PD

Vol.02

診断された時の気持ち

私は紹介状をもって大学病院の脳神経内科に行きました。
自分の中で異変を感じていたため、大きな病気かもしれないという「不安」とやっと病名がわかるという「期待」で複雑でした。
脳神経内科の待合室は患者さんが多かったのを覚えています。
恐らく多くの若年性パーキンソン病の方が感じたと思いますが
「若い人は私だけ…」
まずそれだけで気持ちが重くなりました。

どれくらい待ったか分かりませんが、名前を呼ばれ主人と一緒に診察室に入っていくと白髪混じりの男性の医師が笑顔で向かい入れてくれました。

私は診察室に入る前に決めていたことがありました。
それは医師の表情を読み取ること。

私の体は「異変がある」ということは感じ取っていました。
ただ、どの程度かまでは分かりません。
幼い子供がいるため、もし命に限りがあるとしたらそれを早く知り、残された時間を母親らしく過ごしたいと考えていました。

男性医師は私たちを椅子に座るよう促しつつも、既に私の動きを観察していました。
問診、手・足関節の柔らかさや動き、歩行状態と一通りの診察を終え、再度椅子に座るよう促してきました。

挨拶した時に比べ、笑顔はありませんでした。

「お二人とも看護師さんだから言うね」
という前置きの後、続けて
「パーキンソン病の可能性があります。
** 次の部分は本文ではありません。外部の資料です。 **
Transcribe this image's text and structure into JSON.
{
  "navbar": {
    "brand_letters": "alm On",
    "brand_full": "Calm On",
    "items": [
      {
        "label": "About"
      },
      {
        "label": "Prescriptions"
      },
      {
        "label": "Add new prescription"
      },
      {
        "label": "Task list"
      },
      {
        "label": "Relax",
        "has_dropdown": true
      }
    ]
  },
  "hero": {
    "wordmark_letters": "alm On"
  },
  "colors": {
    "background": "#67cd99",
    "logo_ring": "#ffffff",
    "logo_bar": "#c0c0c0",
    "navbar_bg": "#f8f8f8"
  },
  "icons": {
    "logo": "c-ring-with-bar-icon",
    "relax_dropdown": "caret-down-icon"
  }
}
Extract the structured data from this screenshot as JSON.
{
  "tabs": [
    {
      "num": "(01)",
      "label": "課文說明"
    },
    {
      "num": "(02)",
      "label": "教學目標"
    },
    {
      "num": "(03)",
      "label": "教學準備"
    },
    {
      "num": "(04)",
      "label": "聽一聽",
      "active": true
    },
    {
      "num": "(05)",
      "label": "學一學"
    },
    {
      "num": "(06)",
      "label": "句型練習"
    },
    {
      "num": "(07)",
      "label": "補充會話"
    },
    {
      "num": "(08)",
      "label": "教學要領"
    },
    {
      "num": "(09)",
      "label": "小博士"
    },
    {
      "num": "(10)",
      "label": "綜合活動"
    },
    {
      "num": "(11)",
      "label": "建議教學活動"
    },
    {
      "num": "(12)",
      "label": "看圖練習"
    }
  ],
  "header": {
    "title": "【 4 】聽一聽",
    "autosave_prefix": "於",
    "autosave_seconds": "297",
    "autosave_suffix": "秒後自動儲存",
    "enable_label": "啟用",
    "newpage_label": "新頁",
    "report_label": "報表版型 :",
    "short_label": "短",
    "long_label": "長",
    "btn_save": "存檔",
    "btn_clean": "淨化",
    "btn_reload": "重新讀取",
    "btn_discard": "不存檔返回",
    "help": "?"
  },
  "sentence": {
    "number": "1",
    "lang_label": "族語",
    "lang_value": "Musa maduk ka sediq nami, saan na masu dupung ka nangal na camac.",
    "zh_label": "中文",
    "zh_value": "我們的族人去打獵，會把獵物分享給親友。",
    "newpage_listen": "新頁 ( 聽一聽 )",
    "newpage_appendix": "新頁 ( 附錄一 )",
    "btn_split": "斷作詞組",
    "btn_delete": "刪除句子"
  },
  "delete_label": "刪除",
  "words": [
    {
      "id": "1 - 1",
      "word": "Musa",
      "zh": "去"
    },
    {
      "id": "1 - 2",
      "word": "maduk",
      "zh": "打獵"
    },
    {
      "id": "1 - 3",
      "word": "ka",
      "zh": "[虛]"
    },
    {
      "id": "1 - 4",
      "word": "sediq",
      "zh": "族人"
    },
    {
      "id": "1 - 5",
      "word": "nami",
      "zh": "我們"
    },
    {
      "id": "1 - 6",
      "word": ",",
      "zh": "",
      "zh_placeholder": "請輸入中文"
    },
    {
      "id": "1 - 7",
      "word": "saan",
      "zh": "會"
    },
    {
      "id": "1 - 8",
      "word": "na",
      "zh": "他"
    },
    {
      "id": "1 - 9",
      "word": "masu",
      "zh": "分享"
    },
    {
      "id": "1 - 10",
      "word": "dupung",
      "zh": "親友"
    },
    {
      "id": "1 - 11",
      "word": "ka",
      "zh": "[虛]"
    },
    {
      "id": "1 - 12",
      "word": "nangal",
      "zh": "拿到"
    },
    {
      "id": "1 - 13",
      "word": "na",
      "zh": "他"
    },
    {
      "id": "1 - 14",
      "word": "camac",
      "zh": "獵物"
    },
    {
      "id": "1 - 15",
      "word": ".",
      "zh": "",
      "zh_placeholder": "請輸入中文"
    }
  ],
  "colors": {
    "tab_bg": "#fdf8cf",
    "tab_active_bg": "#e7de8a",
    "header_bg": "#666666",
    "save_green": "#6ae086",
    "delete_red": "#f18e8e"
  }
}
まだ確定診断しないとわからないから検査の予約を入れましょう。」

パーキンソン病、看護師をしていた私には聞き慣れた病名でした。
そのため一番最初に思ったことは
「死ぬわけではない、子供たちの成長が見れる」
不思議とホッとしました。

でもそれは一瞬で、すぐに絶望に変わりました。
「目の前が真っ暗」と言う言葉がありますが本当に闇の中に落ちていく感覚でした。

気付いた時には、主人と一緒に待合室の椅子に座っていました。
「大丈夫だから」
一番最初に掛けられた言葉。

まだ確定したわけじゃない、パーキンソン病ではないかもしれない。
そう言う意味の言葉だと思います。

でも「世の中の負の感情」を1人で背負い込んだ気持ちになっていた私は
「何が大丈夫なの?パーキンソン病だよ。名前が嫌だ」

続けて次の言葉を言う前に涙が溢れ、そっぽを向きました。

『体は勝手に動くし、突進歩行だってする、よだれだって垂らす。恥ずかしくて嫌だ。
そんな姿の私を自分の嫁だと紹介できるの?』

看護師としてパーキンソン病の方の看護をしてきた私の本音。

そして検査の日。 脳ドパミンシンチと心筋シンチは時間も費用もかかる検査でした。
特に費用はパーキンソン病かもしれないというだけで心はボロボロなのに更に追い討ちをかけてきました。

焦ったのがその日に結果がわからないと言うこと。
はっきり何日後だったかは覚えていませんが、検査結果は1人で聞きにいきました。

画像をみながら 「パーキンソン病で間違いない」と言われその後の記憶はありません。
ただひたすらどう主人に伝えようかと考えていたのは覚えています。

夜勤前の主人は子供たちと家で待っていました。
目が合った瞬間、笑いながら「ビンゴー」みたいなノリで
「パーキンソンやったー」
と言いました。

それに対し主人は 「なんで笑っていられるん?」
怒ることの少ない主人の口調は強めでした。
『何年私と一緒にいるんだ!泣きたいのを我慢してるんだよ!』
そう心の中で叫んで、その場を離れました。
ここから私と私の家族の日常は変わっていきます。